Model Selection and Diagnostics: Choosing an appropriate model is as important as fitting it. Information criteria like Akaike (AIC) and Bayesian (BIC) criteria balance model complexity with fit quality, penalizing overfitting. Residual analysis—examining the pattern of differences between data and predictions—reveals systematic deviations and violations of modeling assumptions. The coefficient of determination (R^2) quantifies the fraction of variance explained.

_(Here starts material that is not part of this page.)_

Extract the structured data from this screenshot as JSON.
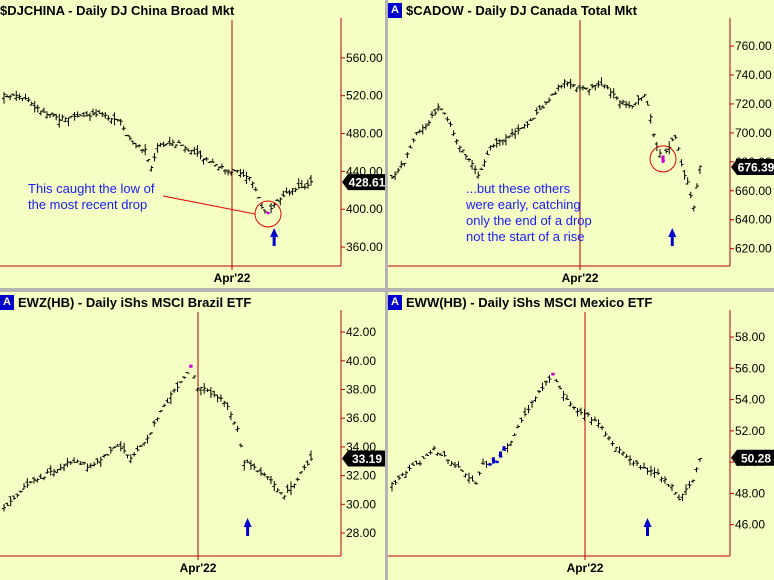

Weighted Least Squares: When observations have different measurement uncertainties or are drawn from heteroscedastic distributions (where variance changes across the domain), weighting provides better parameter estimates and more accurate uncertainty quantification. Observations with smaller uncertainties receive higher weights: S(\theta) = \sum_{i=1}^{n} w_i (y_i - f(x_i; \theta))^2, where w_i = 1/\sigma_i^2.

Optimization Tools: The tools in this category span different use cases. The CURVE_FIT tool handles straightforward function fitting with scipy. The LM_FIT tool provides a higher-level interface with built-in models and flexible composition. For symbolic models requiring automatic differentiation, CA_CURVE_FIT leverages CasADi. The MINUIT_FIT tool specializes in detailed uncertainty estimation using iminuit’s robust algorithms.

Figure 1 illustrates the core least squares concepts: how residuals are computed and minimized, and how the optimization landscape differs between linear and nonlinear problems.

Figure 1: Least Squares Fundamentals: (A) Linear regression with residuals shown as vertical deviations from the fitted line; the least-squares solution minimizes the sum of squared residuals. (B) Nonlinear optimization landscape for exponential decay model, showing multiple local minima and the challenge of finding the global minimum.

Tools

Tool Description
CA_CURVE_FIT Fit an arbitrary symbolic model to data using CasADi and automatic differentiation.
CURVE_FIT Fit a model expression to xdata, ydata using scipy.optimize.curve_fit.
LM_FIT Fit data using lmfit’s built-in models with optional model composition.
MINUIT_FIT Fit an arbitrary model expression to data using iminuit least-squares minimization with uncertainty estimates.